Mitos Kemiskinan Penyebab Terorisme
Pernyataan atau kesimpulan yang menuduh kemiskinan (ekonomi) sebagai salah satu penyebab terorisme merupakan pernyataan atau kesimpulan yang tidak hanya serampangan tetapi sekaligus menghina kaum miskin! Entah bagaimana tuduhan itu dibangun, tetapi bila kita mau sedikit mengolah nalar, jelas sekali bahwa itu adalah tuduhan sembrono. Menurut Badan Nasional Penanggulangan Terorisme (BNPT), jumlah orang Indonesia yang terlibat terorisme tahun 2016 sekitar 2,7 juta orang. Padahal, pada tahun yang sama, Badan Pusat Statistik (BPS) mengungkapkan bahwa jumlah penduduk miskin sebanyak 28 juta orang lebih. Logika sederhananya, bila benar kemiskinan ekonomi menjadi penyebab orang terlibat terorisme; seharusnya minimal 22 juta orang Indonesia menjadi teroris.

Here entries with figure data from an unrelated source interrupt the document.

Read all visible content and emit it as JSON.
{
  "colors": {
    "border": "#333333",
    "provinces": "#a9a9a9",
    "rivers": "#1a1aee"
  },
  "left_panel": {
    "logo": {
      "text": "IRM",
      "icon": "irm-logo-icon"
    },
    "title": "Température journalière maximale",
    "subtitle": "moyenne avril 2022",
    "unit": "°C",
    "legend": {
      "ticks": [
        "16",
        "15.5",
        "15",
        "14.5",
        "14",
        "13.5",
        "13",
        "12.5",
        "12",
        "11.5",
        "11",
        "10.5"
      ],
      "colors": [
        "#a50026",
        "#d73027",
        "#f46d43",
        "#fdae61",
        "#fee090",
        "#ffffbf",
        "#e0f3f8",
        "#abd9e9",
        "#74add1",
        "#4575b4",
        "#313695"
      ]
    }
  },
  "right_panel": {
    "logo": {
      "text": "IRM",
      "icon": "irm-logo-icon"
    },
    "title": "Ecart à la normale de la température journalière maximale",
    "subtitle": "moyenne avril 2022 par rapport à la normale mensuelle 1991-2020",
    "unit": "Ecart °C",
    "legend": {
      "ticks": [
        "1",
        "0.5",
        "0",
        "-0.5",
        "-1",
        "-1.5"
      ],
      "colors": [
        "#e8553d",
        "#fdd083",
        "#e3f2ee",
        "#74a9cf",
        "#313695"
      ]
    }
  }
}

Faktanya, jumlah teroris hanya sekitar 9,6% dibandingkan dengan jumlah penduduk miskin Indonesia. Apalagi terbukti bahwa orang yang tidak miskin pun bisa terlibat terorisme. Sebut saja pelaku bom bunuh diri Surabaya. Pelakunya adalah seorang pengusaha, memiliki rumah, punya mobil dan motor. Apakah keluarga teroris ini miskin? Jelas tidak! Sebut lagi suami-istri yang ditangkap polisi di Condet, Jakarta Timur setelah peristiwa bom bunuh diri di Katedral Makassar baru-baru ini. Ia punya show room mobil bekas. Jelas, orang ini tidak miskin!

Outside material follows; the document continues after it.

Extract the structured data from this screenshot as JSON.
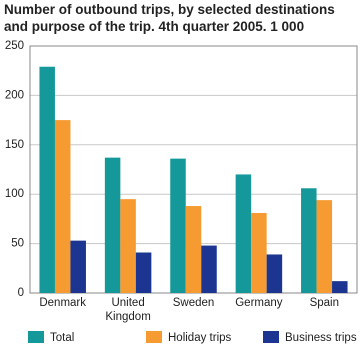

Belum lagi bila kita telusuri asal daerah teroris. Peneliti terorisme Al Chaidir menyebutkan beberapa daerah yang paling rawan menjadi sarang teroris antara lain Poso (Sulawesi Tengah), Solo (Jawa Tengah), Makassar (Sulawesi Selatan), Ciamis (Jawa Barat), Sumateri Utara dan Batan (Kepulauan Riau). Untuk Kabupaten Sulawesi Tengah, misalnya, kabupaten/kota termiskin berturut-turut adalah Tojo Una-una, Donggala, Parigi, Moutong baru Poso. Poso nomor 5 termiskin dari 14 Kabupaten/Kota. Jawa Tengah sama saja. Solo sama sekali tidak termasuk 10 besar kabupaten/kota termiskin di Jawa Tengah. Lima kabupaten/kota termiskin Jawa Tengah adalah Wonosobo, Brebes, Purbalingga, Rembang, dan Sragen. Nusa Tengga Barat, kabupaten/kota termiskin adalah Lombok Barat, Lombok Timur, baru Bima. Untuk Sulawesi Selatan, Makassar justru merupakan kota terakhir paling miskin dari 24 Kabupaten/Kota. Bila benar kemiskinan merupakan penyebab terorisme; mestinya kabupaten/kota yang menjadi sarang terorisme adalah Tojo Una-una atau Wonosobo atau Lombok Barat atau Jene Ponto dan bukan Bima, Poso, Solo, Makassar, Ciamis dan Batam.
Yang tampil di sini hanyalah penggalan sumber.